Aoun adverte contra a repetição das guerras
Ao dirigir-se à delegação, Aoun questionou a capacidade do país para resistir a uma nova ronda de conflitos, afirmando "Já passámos por guerras e a que ponto levaram o Líbano, será que alguém pode continuar a suportá-las?
Dirigiu uma mensagem direta aos agricultores presentes, apelando-lhes para que "preservem este apego à terra e o transmitam aos vossos filhos, que são a riqueza do país", revelando que prosseguirá os seus esforços junto da Arábia Saudita para abrir os seus mercados aos produtos agrícolas libaneses e garantir facilidades aos agricultores que lhes permitam sobreviver às condições económicas difíceis.
A 29 de maio, o Pentágono reunirá as delegações militares do Líbano e de Israel, seguindo-se imediatamente uma ronda de conversações políticas a 2 e 3 de junho, que o Departamento de Estado norte-americano anunciou com o objetivo de estabelecer um "acordo político a longo prazo".
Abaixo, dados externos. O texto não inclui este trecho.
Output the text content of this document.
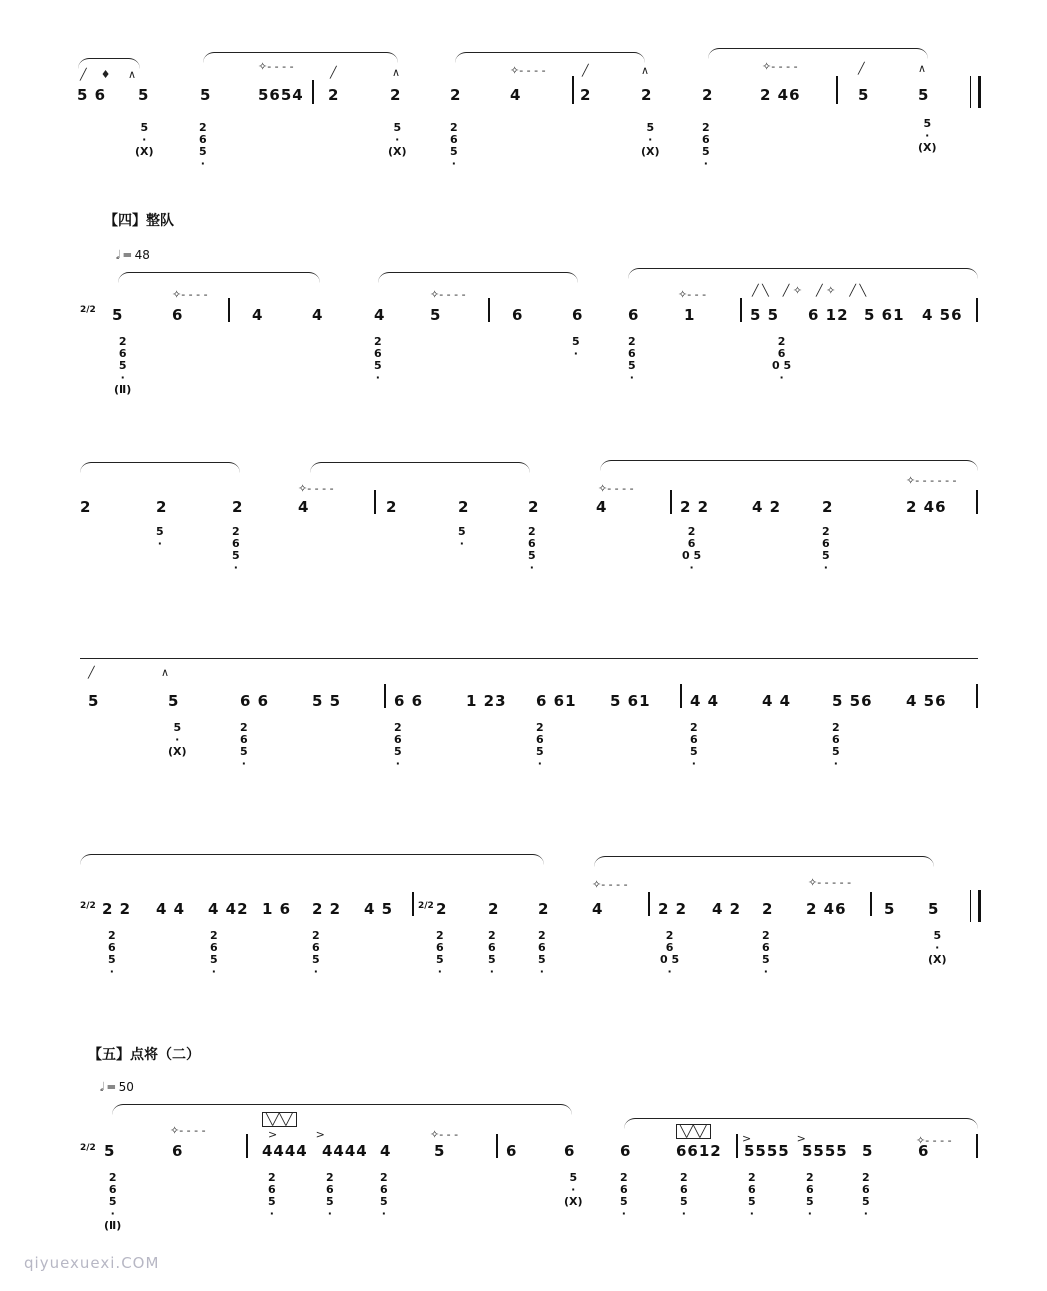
╱    ♦     ∧
✧- - - -	╱	∧	✧- - - -	╱	∧	✧- - - -	╱	∧
5 6 5	5	5654 2	2	2	4	2	2	2	2 46	5	5
5
·
(X)
2
6
5
·
5
·
(X)
2
6
5
·
5
·
(X)
2
6
5
·
5
·
(X)
【四】整队
𝅗𝅥 ═ 48
2/2
✧- - - -	✧- - - -	✧- - -	╱ ╲    ╱ ✧    ╱ ✧    ╱ ╲
5	6	4	4	4	5	6	6	6	1	5 5 6 12 5 61 4 56
2
6
5
·
(Ⅱ)
2
6
5
·
5
·
2
6
5
·
2
6
0 5
·
✧- - - -	✧- - - -
✧- - - - - -
2	2	2	4	2	2	2	4	2 2	4 2	2	2 46
5
·
2
6
5
·
5
·
2
6
5
·
2
6
0 5
·
2
6
5
·
╱                   ∧
5	5	6 6	5 5	6 6	1 23 6 61 5 61	4 4	4 4	5 56 4 56
5
·
(X)
2
6
5
·
2
6
5
·
2
6
5
·
2
6
5
·
2
6
5
·
2/2	2/2
✧- - - -	✧- - - - -
2 2 4 4 4 42 1 6 2 2 4 5	2	2	2	4	2 2 4 2 2 2 46 5 5
2
6
5
·
2
6
5
·
2
6
5
·
2
6
5
·
2
6
5
·
2
6
5
·
2
6
0 5
·
2
6
5
·
5
·
(X)
【五】点将（二）
𝅗𝅥 ═ 50
2/2
✧- - - -
╲╱╲╱
>           >	✧- - -	╲╱╲╱
>             >	✧- - - -
5	6	4444 4444 4	5	6	6	6	6612 5555 5555 5	6
2
6
5
·
(Ⅱ)
2
6
5
·
2
6
5
·
2
6
5
·
5
·
(X)
2
6
5
·
2
6
5
·
2
6
5
·
2
6
5
·
2
6
5
·
qiyuexuexi.COM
Na sexta-feira, Washington anunciou uma prorrogação do cessar-fogo por 45 dias, que entrou em vigor na segunda-feira, após uma terceira ronda de conversações diretas entre Beirute e Telavive, a primeira em décadas entre dois países que não têm relações diplomáticas.
No entanto, o Hezbollah rejeita estas conversações diretas, especialmente quando abordam a questão do desarmamento, uma exigência central nas discussões que o grupo rejeitou categoricamente.
Avisos de evacuação e aldeias sob fogo
No terreno, apesar do prolongamento do cessar-fogo, o exército israelita continuou a lançar ataques que, segundo diz, visam elementos e posições do Hezbollah, bem como a levar a cabo extensas operações de demolição e destruição em zonas ao longo da fronteira ainda ocupadas pelas suas forças.
A Agência Nacional de Notícias do Líbano (NNA) noticiou uma série de ataques israelitas na segunda-feira, visando as cidades de Zawtar al-Gharbia, Harouf, Zebdin-Shokin, Kafr Rumman e Kafdounin, para além de bombardeamentos nos arredores da cidade de Deir Saryan.
O exército israelita continua a emitir avisos diários de evacuação para as aldeias do sul, que se alargaram recentemente para incluir zonas afastadas da linha de fronteira onde se refugiam civis e pessoas deslocadas que fugiram das suas cidades.
Na segunda-feira, o exército emitiu novos avisos aos residentes de três aldeias nos distritos de Tyre e Nabatieh, preparando-se para as bombardear.
O Hezbollah anunciou na segunda-feira que tinha como alvo "uma plataforma da Cúpula de Ferro do exército israelita no campo florestal da Galileia com um helicóptero em voo rasante".
No domingo, ataques israelitas mataram sete pessoas, incluindo um líder do movimento palestiniano Jihad Islâmica, num ataque acontra um apartamento residencial perto da cidade libanesa de Baalbek, no leste do país.
O número total de mortos nos ataques israelitas desde o início da guerra, a 2 de março, ascende a mais de 2900, dos quais mais de 400 foram mortos após a entrada em vigor da trégua, segundo os últimos dados divulgados pelas autoridades libanesas.